Attorneys Weigh In on Offshore Banking, Tax Headaches

Posted On 23 Sep 2013
By :


By Dennis Taylor

AMSTERDAM – Cross-border taxation and offshore banking were two of the topics attorneys attempted to demystify Saturday afternoon during the Webmaster Access adult industry business conference. Do American businesses need to collect and pay European taxes? Do any safe offshore banking havens remain? Well … yes and no.

Although Vahe Gevorgyan from Prospectacy was unable to participate as expected, attorneys Michael Fattorosi and Trieu Hoang were present. The legal eagles had only one hour in which to explore their topics, but they gave the standing-room-only audience, split evenly between Americans and Europeans, quite a bit to consider.

Hoang, the attorney for Amsterdam-based AbbyWinters.com, opened with a brief presentation about the European Union’s value-added tax (VAT), which applies to all electronic goods and services. According to Hoang, all businesses, even those located outside the EU, must collect and pay VAT for customers residing in the EU.

Audience members repeatedly challenged Hoang to explain why American businesses should care about EU taxes, considering it’s not clear what penalties they may face for failure to comply with extraterritorial tax laws. How would EU authorities even begin to ascertain what taxes might be due?

Speaking with a slight Australian accent, Hoang revealed American businesses that do not follow EU tax rules could find themselves in a difficult spot if they later chose to expand their banking into EU countries. He also opined that American companies may face continual harassment from EU authorities, possibly with assistance from the American Internal Revenue Service. Apparently, taxing authorities do communicate.

Since VAT rates vary in different EU jurisdictions, the question of which rates to pay was discussed at some length. Multiple scenarios make paying VAT somewhat complicated, Hoang noted.

For example, existing law requires EU companies based in the Netherlands to collect VAT from all customers at the rate applicable in the Netherlands, regardless where in the EU customers are based. Complicating matters, no VAT is due when an EU company sells to a customer who resides outside the EU, but when a business outside the EU sells to customers inside the EU, the customer’s location determines the VAT rate. Therefore, if an American business sells products or services (website memberships or video on demand, for example) to a customer who resides in France, the American business is liable for collecting and paying VAT at the French rate.

Confused yet?

Changes designed to simplify VAT collection and payment are slated to take effect in 2015. When they do, the buyer’s location will be the determining rate factor throughout the EU.

Do current VAT laws mean businesses need to register and pay VAT taxes in every EU jurisdiction? No, Hoang said. Companies may choose just one EU jurisdiction in which to register, and it’s up to the tax authorities in that jurisdiction to collect the company’s payments and distribute them appropriately to every jurisdiction in which the company does business.

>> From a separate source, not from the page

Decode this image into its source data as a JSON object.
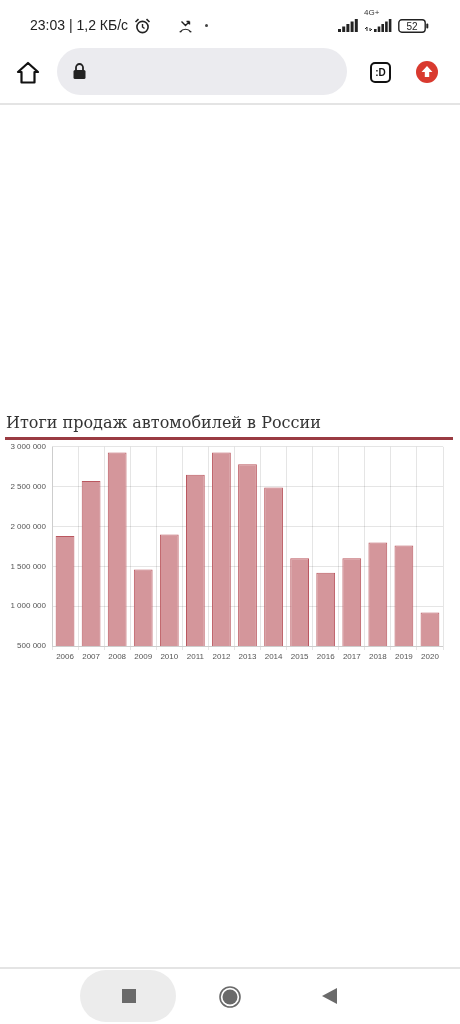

That said, businesses do need to track and report their customers’ locations so the proper VAT rates can be applied to each transaction. Location information often can be supplied by a company’s billing provider, according to Hoang. An Epoch.com representative in the audience confirmed Hoang’s assertion.

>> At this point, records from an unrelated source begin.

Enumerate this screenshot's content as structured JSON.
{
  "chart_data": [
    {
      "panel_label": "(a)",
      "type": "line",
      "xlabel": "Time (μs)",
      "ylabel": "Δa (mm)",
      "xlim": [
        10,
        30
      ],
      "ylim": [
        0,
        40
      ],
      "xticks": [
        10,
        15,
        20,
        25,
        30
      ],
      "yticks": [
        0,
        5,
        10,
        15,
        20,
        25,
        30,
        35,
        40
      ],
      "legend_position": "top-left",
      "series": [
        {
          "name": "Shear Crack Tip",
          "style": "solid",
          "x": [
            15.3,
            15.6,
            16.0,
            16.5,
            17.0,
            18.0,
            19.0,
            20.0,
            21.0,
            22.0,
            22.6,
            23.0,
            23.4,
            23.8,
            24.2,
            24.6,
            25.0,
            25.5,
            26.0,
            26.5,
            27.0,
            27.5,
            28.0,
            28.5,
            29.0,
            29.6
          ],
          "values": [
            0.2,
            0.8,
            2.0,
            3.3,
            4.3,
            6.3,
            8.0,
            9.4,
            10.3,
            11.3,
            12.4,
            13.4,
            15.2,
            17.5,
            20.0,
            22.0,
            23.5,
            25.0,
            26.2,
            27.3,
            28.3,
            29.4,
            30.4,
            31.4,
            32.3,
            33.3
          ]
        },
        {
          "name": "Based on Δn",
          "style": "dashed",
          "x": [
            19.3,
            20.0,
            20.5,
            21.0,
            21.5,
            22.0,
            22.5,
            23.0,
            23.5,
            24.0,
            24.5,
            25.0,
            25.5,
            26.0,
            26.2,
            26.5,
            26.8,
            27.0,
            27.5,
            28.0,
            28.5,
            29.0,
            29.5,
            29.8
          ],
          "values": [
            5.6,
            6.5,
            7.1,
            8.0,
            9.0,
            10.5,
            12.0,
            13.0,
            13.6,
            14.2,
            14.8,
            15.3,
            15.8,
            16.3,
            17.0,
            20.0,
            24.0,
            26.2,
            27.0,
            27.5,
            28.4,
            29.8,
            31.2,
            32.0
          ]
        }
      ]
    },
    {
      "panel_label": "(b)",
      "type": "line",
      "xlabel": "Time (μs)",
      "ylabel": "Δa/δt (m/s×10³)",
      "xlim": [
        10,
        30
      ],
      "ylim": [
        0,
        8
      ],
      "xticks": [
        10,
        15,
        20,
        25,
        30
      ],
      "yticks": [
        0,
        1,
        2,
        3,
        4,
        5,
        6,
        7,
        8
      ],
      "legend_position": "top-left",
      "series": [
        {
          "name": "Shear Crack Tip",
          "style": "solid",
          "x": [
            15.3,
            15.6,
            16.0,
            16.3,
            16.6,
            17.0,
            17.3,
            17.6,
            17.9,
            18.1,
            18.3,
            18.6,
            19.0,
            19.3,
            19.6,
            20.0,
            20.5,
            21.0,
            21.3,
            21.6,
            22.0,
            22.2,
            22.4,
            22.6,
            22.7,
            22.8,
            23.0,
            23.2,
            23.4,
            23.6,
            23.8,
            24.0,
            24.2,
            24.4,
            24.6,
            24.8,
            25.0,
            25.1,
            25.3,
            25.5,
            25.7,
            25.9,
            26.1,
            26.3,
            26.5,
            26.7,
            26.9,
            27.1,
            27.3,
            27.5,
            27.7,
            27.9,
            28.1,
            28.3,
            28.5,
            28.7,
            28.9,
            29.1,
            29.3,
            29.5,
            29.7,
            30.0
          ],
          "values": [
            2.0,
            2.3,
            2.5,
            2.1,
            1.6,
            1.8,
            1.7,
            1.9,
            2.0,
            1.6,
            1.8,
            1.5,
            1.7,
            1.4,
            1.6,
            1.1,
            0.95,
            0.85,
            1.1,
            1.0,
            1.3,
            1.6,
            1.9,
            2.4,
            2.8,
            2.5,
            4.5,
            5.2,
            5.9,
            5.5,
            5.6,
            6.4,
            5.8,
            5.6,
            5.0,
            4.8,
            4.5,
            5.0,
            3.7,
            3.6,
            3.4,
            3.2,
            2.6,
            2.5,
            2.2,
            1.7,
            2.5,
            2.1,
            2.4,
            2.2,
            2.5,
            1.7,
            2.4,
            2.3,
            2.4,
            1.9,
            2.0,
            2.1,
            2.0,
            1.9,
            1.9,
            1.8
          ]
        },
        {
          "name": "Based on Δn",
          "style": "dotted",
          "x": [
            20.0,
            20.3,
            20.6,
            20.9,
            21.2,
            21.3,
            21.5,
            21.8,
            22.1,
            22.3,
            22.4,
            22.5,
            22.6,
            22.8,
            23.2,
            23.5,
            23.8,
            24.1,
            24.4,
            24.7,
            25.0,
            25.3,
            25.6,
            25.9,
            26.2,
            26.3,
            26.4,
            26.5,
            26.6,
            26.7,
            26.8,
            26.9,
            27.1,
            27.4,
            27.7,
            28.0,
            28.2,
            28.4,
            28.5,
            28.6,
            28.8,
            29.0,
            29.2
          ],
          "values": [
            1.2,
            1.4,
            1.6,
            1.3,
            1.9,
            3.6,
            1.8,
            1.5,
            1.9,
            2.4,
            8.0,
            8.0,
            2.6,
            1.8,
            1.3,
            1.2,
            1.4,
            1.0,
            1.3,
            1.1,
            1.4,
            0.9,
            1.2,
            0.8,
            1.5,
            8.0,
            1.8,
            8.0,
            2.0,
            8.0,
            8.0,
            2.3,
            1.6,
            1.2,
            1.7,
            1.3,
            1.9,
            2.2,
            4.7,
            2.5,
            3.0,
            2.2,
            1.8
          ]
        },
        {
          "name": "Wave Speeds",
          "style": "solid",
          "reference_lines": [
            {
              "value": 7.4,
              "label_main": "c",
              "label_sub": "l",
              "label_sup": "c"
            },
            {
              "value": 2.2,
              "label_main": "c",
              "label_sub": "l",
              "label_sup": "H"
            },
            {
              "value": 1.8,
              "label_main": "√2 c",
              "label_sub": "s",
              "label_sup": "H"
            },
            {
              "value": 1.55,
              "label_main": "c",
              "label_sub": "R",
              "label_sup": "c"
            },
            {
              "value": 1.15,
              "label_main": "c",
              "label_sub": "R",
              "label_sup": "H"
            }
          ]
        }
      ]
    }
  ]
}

U.S.-based attorney Michael Fattorosi took up the topic of offshore banking and tax havens.

According to Fattorosi, 30 percent of the world’s wealth currently resides in offshore tax havens. The usefulness of such havens is changing, he noted, because a U.S.-led crackdown on banking secrecy laws around the world has resulted in banks providing details about their customers to U.S. authorities. EU countries have followed the U.S.’s lead, he said, placing additional pressure on banks in traditional tax havens.

The result? Fattorosi said there are few banks left in the world where someone can deposit money and not have to worry about bankers sending information to his or her home country.

“If you have an offshore account, you should probably divulge that information because of potential penalties and what could end up happening to your money,” said Fattorosi.

Some countries have not yet begun sharing information, he added, pointing to Austria, Singapore and Hong Kong, though the latter two have seen increases in transactions in recent years and eventually may bow to pressure. Fattorosi also mentioned Panama as a great banking option — for Panama corporations.

“Over the next five years, you’ll see fewer countries willing to touch [offshore banking],” he warned.

Fattorosi also advised the audience to consider the stability of the economy in any country where they bank, mentioning the recent economic troubles in Cyprus as an example of what can go wrong if a company or individual puts money in a country that experiences an economic collapse.

He pointed out that singer Tina Turner recently renounced her U.S. citizenship in favor of Switzerland, apparently for tax reasons, and he advised that if an individual really wants to hide his or her wealth from one country, such as the United States, that person may have to change citizenship to do it.